Last week, I took the family to see the Maine State Music Theatre’s production of “Annie” in Brunswick.

It was a fantastic production. If you haven’t yet seen it, there’s still a few more days before the show closes.

But while waiting for the curtain to rise, I was reading the director’s notes by Marc Robin in the MSMT program. And it brought back a pet peeve of mine.

“When I told folks I was about to start a production of ‘Annie’ they usually rolled their eyes or groaned or made a snide comment,” Robin wrote. ” ‘Oh, that old play’ ‘They’re doing it again??’ ‘Aren’t you tired of that show?’ ‘Why do we need another production of that?’ “

Robin justifies presenting “Annie” because its message of staying optimistic during hard times resonates with a recession-weary audience today.

That’s a valid reason. But if the play is good, shouldn’t that be reason enough?
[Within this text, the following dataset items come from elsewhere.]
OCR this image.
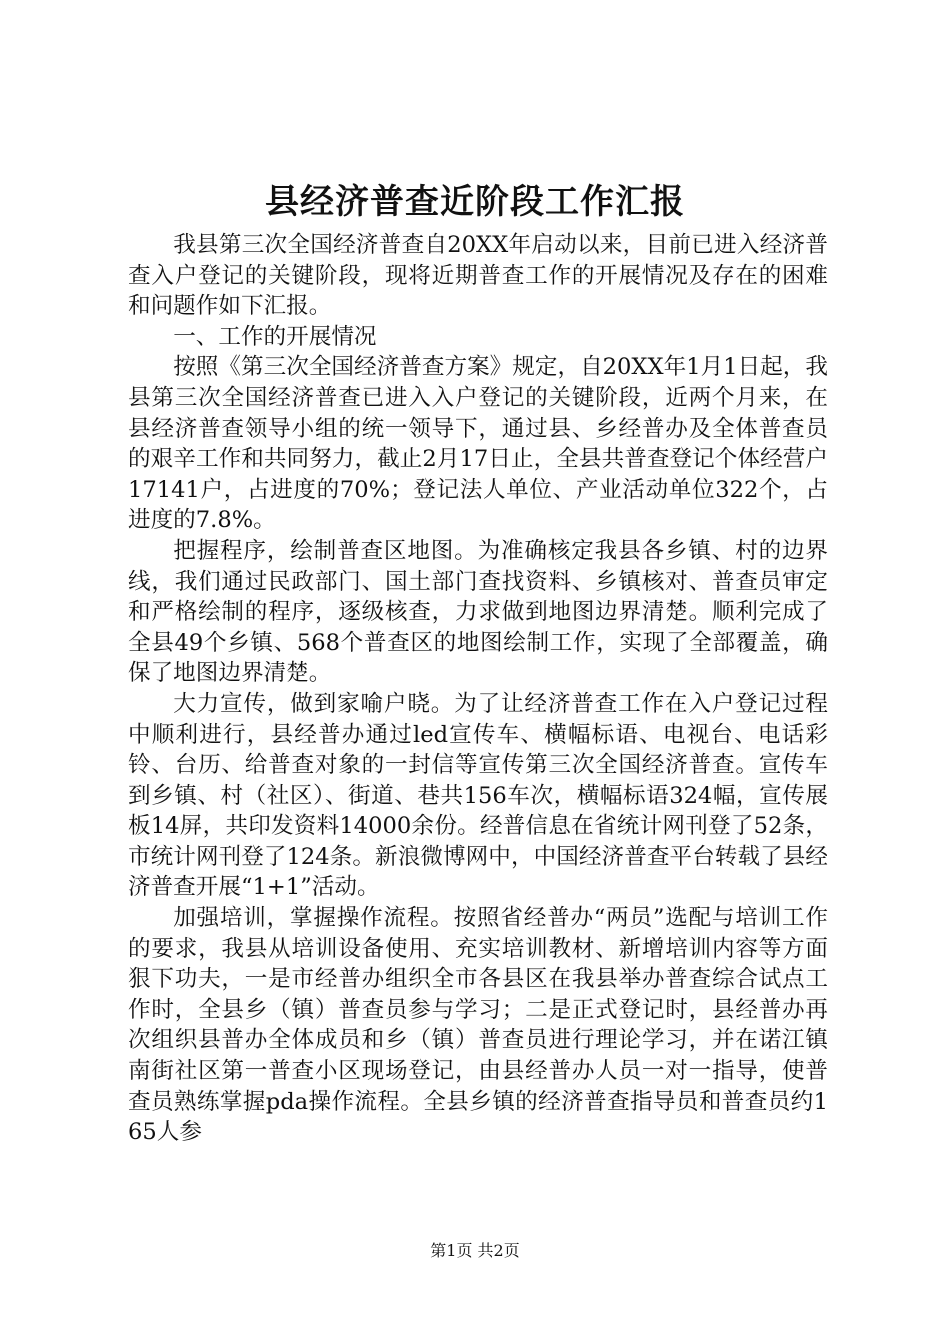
县经济普查近阶段工作汇报

我县第三次全国经济普查自20XX年启动以来，目前已进入经济普查入户登记的关键阶段，现将近期普查工作的开展情况及存在的困难和问题作如下汇报。

一、工作的开展情况

按照《第三次全国经济普查方案》规定，自20XX年1月1日起，我县第三次全国经济普查已进入入户登记的关键阶段，近两个月来，在县经济普查领导小组的统一领导下，通过县、乡经普办及全体普查员的艰辛工作和共同努力，截止2月17日止，全县共普查登记个体经营户17141户，占进度的70%；登记法人单位、产业活动单位322个，占进度的7.8%。

把握程序，绘制普查区地图。为准确核定我县各乡镇、村的边界线，我们通过民政部门、国土部门查找资料、乡镇核对、普查员审定和严格绘制的程序，逐级核查，力求做到地图边界清楚。顺利完成了全县49个乡镇、568个普查区的地图绘制工作，实现了全部覆盖，确保了地图边界清楚。

大力宣传，做到家喻户晓。为了让经济普查工作在入户登记过程中顺利进行，县经普办通过led宣传车、横幅标语、电视台、电话彩铃、台历、给普查对象的一封信等宣传第三次全国经济普查。宣传车到乡镇、村（社区）、街道、巷共156车次，横幅标语324幅，宣传展板14屏，共印发资料14000余份。经普信息在省统计网刊登了52条，市统计网刊登了124条。新浪微博网中，中国经济普查平台转载了县经济普查开展“1+1”活动。

加强培训，掌握操作流程。按照省经普办“两员”选配与培训工作的要求，我县从培训设备使用、充实培训教材、新增培训内容等方面狠下功夫，一是市经普办组织全市各县区在我县举办普查综合试点工作时，全县乡（镇）普查员参与学习；二是正式登记时，县经普办再次组织县普办全体成员和乡（镇）普查员进行理论学习，并在诺江镇南街社区第一普查小区现场登记，由县经普办人员一对一指导，使普查员熟练掌握pda操作流程。全县乡镇的经济普查指导员和普查员约165人参

第1页 共2页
I’ve never been one to slap an expiration date on entertainment. My CD collection contains everything from World War I-era jazz to the new album by Adele. My home video collection includes “Citizen Kane,” “Casablanca,” “Un Chien Andalou,” “On the Waterfront” and the latest “Star Trek” movie and “The Lord of the Rings” trilogy.

Anyone can enjoy art on a surface level. But to truly appreciate art — whether it be a painting, a play, a novel, a song or a film — it’s essential to have at least a passing knowledge of the genre’s history. Every artist has been influenced by another, and to be able to see those ties makes it all the more enjoyable.

Anyway, saying you don’t like something because it’s old smacks of elitism and, frankly, ignorance. It’s like saying an art museum isn’t worth visiting unless it exhibits only modern works, or that going to Shakespeare in the park is boring because of the 16th-century language.

You’re not being cool because you think The Rolling Stones are dinosaurs and that plays like “Annie” are shopworn. You’re being ignorant. (On the flip side, those who think good entertainment ended with their generation are being just as ignorant.)

So instead of trying to be hip and oh-so-cutting-edge, try to enjoy things for what they are. Sure, there was a lot of stuff that was popular in its time that doesn’t hold up today. But the same holds true for what’s popular right now.

Who knows? You might like those old movies, songs and plays. And you’ll no longer have to worry about looking cool.